Subareolar Injection May Not Always Identify the Same Sentinel Lymph Nodes as Peritumoral Injection in Breast Cancer, pp. 177-188
Authors: Masakuni Noguchi, Department of Breast Oncology, Kanazawa University Hospital, Kanazawa, Japan
Abstract: Over the past decade, the surgical management of early breast cancer has changed from total mastectomy to breast-conserving treatment and from routine axillary lymph node dissection to sentinel lymph node (SLN) biopsy. Currently, SLN biopsy has become a highly utilised and widely accepted method for surgical staging of axillary lymph nodes in breast cancer surgery in Japan as well as in the western countries. In Japan, the number of breast cancer patients treated with SLN biopsy is recently increasing.
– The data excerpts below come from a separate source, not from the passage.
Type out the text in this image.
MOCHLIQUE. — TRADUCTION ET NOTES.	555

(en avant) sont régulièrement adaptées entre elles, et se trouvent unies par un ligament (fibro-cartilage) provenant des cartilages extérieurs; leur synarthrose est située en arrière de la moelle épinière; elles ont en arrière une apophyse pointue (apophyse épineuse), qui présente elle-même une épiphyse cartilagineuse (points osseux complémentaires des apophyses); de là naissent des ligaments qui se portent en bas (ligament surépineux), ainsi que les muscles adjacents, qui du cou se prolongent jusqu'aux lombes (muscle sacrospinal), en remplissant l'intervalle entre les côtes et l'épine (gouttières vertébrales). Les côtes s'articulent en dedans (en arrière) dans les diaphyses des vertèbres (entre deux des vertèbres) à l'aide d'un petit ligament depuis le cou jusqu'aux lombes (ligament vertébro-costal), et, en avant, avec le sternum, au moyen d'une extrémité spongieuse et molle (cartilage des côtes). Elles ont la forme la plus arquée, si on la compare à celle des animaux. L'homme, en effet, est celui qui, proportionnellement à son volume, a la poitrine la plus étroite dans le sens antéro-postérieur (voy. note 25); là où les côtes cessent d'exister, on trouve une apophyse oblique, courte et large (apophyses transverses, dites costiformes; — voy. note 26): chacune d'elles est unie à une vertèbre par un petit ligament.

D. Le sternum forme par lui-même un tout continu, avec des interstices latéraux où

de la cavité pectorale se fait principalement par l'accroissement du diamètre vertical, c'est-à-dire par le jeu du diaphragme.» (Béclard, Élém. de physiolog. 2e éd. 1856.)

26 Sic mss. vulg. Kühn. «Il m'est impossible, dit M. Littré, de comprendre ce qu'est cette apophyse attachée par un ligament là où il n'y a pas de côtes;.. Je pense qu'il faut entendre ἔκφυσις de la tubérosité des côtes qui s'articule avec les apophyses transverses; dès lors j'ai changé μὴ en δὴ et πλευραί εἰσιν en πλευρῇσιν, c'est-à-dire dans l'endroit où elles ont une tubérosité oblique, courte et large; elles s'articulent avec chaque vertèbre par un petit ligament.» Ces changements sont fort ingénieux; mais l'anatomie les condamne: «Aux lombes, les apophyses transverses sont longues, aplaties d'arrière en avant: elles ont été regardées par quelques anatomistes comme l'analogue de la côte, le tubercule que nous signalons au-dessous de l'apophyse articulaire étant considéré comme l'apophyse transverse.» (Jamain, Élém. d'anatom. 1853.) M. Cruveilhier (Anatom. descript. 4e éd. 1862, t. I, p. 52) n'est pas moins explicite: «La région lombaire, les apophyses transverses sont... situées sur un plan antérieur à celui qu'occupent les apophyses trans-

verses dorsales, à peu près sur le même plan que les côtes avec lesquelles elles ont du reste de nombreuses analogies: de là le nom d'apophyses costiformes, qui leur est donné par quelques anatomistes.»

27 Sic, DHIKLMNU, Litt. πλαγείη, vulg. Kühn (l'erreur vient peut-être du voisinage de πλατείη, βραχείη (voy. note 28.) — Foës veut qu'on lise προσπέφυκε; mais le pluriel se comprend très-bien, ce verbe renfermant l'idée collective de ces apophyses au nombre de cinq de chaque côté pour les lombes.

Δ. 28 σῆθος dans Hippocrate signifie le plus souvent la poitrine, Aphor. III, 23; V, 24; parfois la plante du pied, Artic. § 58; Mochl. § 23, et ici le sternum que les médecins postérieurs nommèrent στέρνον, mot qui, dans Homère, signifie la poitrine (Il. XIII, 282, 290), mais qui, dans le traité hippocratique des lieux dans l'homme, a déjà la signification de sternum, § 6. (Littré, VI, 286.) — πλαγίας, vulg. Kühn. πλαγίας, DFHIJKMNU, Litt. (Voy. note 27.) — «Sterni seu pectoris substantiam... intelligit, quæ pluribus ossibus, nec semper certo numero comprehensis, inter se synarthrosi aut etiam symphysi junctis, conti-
According to the results of questionnaire survey on breast caner surgery, SLN biopsy was done in 91.5% of institutions and 56% of patients in 2006 . Because SLN technology has been evolving rapidly, nevertheless, variations in techniques have been widespread, and anecdotal evidence rather than controlled observation has been the rule. No standard procedure has been established yet in either Japan or Western countries. There many questions remain regarding SLN biopsy, especially those concerning the prevention of false-negative biopsies and improvement of the yield of successful visualisation and localisation procedures. One such controversy involves the injection site of mapping tracer with different authors advocating peritumoral, intradermal, subdermal, subareolar and periareolar tracer injection. It remains unclear whether the subdermal, subareolar and peritumoral lymphatics of the breast always drain into the same nodes and which route best simulates the spread of breast cancer [2,3,4]. It is of course important to identify “true” SLNs as well as to improve the identification rate of SLNs.